No, folks, the hacking has not let up.
As I've pointed out my HomeDaemon-MCP machine has been laughing at state-level style nasties for quite some time, with a few "hall of shame" notes in this column.
For several months, Talos has been working with public- and private-sector threat intelligence partners and law enforcement in researching an advanced, likely state-sponsored or state-affiliated actor's widespread use of a sophisticated modular malware system we call "VPNFilter." We have not completed our research, but recent events have convinced us that the correct way forward is to now share our findings so that affected parties can take the appropriate action to defend themselves. In particular, the code of this malware overlaps with versions of the BlackEnergy malware — which was responsible for multiple large-scale attacks that targeted devices in Ukraine.
This is exactly why you can't have anything that is potentially-vulnerable on the public-facing side of the Internet at your home or office.
The list of known problem devices that are being targeted include a lot of popular WiFi routers, for one, along with NAS devices popular with small and home office users.
I don't think I need to explain why having your office data stash penetrated and stolen is bad, nor why someone getting into your home or small-office WiFi router could easily be catastrophically bad.
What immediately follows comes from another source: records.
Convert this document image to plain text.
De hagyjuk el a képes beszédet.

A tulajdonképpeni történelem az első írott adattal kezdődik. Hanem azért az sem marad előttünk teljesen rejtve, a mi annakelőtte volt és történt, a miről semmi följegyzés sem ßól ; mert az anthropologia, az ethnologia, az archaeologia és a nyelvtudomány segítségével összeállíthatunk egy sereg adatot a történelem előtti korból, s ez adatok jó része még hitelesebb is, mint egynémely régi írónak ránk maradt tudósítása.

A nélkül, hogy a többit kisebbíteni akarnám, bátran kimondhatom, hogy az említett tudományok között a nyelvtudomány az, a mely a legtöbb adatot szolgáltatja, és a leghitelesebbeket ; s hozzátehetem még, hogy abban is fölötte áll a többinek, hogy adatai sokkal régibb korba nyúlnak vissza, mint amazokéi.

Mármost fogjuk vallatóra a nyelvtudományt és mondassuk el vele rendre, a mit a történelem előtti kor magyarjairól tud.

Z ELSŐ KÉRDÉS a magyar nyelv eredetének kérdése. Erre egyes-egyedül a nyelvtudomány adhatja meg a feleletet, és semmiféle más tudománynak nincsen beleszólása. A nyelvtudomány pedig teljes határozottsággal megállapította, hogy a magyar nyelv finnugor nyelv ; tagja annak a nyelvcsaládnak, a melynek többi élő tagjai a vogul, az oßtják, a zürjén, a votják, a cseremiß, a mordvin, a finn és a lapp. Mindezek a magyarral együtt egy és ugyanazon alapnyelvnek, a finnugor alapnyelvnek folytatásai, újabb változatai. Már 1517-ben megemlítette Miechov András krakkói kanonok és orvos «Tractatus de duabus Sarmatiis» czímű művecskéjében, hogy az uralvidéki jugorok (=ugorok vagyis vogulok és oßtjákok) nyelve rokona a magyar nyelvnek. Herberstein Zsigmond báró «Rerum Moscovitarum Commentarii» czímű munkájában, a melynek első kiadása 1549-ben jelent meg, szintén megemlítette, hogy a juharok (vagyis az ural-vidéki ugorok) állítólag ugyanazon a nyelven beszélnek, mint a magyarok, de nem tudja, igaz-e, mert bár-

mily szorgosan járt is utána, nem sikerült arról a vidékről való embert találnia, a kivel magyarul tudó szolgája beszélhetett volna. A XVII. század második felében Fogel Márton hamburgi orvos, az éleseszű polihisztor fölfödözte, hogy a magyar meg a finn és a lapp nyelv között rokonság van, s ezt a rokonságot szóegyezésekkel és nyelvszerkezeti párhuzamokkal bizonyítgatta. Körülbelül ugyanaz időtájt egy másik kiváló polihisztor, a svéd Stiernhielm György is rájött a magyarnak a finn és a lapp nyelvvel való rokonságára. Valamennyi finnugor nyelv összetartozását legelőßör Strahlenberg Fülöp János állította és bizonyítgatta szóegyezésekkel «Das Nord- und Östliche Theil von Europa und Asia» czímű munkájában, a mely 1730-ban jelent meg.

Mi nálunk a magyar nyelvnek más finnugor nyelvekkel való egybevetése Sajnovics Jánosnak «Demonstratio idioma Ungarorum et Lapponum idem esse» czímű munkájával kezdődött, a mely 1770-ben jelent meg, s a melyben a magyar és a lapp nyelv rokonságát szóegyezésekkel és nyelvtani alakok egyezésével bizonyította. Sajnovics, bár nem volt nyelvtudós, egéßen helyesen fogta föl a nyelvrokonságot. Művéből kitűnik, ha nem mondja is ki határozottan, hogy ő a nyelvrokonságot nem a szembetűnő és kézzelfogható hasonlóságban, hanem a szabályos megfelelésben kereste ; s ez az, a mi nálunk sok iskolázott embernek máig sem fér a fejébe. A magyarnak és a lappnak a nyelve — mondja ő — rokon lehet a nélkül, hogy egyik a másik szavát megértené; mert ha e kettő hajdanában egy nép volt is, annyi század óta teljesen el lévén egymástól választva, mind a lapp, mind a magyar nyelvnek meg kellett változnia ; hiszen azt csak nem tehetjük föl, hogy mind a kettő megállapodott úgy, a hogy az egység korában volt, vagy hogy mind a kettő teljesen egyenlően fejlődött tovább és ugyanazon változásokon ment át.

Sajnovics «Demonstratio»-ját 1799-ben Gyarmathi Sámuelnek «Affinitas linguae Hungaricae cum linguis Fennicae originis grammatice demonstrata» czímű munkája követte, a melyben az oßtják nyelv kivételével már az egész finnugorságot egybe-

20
The damage that someone can easily do, including spying, theft, alteration of data and similar if they get inside what you believe is a "secure" perimeter network is typically somewhere between severe and, in the case of a business, literal business-ending catastrophic. Never mind the potential exposure if said party then uses your connection to do something severely-criminal; while the common home user is unlikely to get charged the disruption to your life in having the authorities show up and worse, if you're a small business, what happens to your reputation if such a "take-over" is then abused to ship things around like child pornography ought to be enough to keep you up at night.
This sort of problem is not going to go away, and as soon as you allow anything that might matter to you and is on all the time to be behind or in such a "gateway" you are at severe risk. As soon as those "things" have cloud access or worse -- any sort of connection to your home's security and monitoring (e.g. IP cameras, etc) and are on all the time the potential for damage becomes compounded dramatically.
Don't believe for a minute that this problem will get "better" if you do nothing and wait -- it will get worse, much worse, since people keep bringing things like "Home assistant" devices with microphones into their houses that are on all the time.
It's one thing if your laptop is at risk through such a problem since your laptop is only on when you're using it for most people, and the rest of the time it's powered down. It's quite a different matter when you stick something on that same network that is on 24x7, whether you're home or not, and can act in your absence or while you are asleep.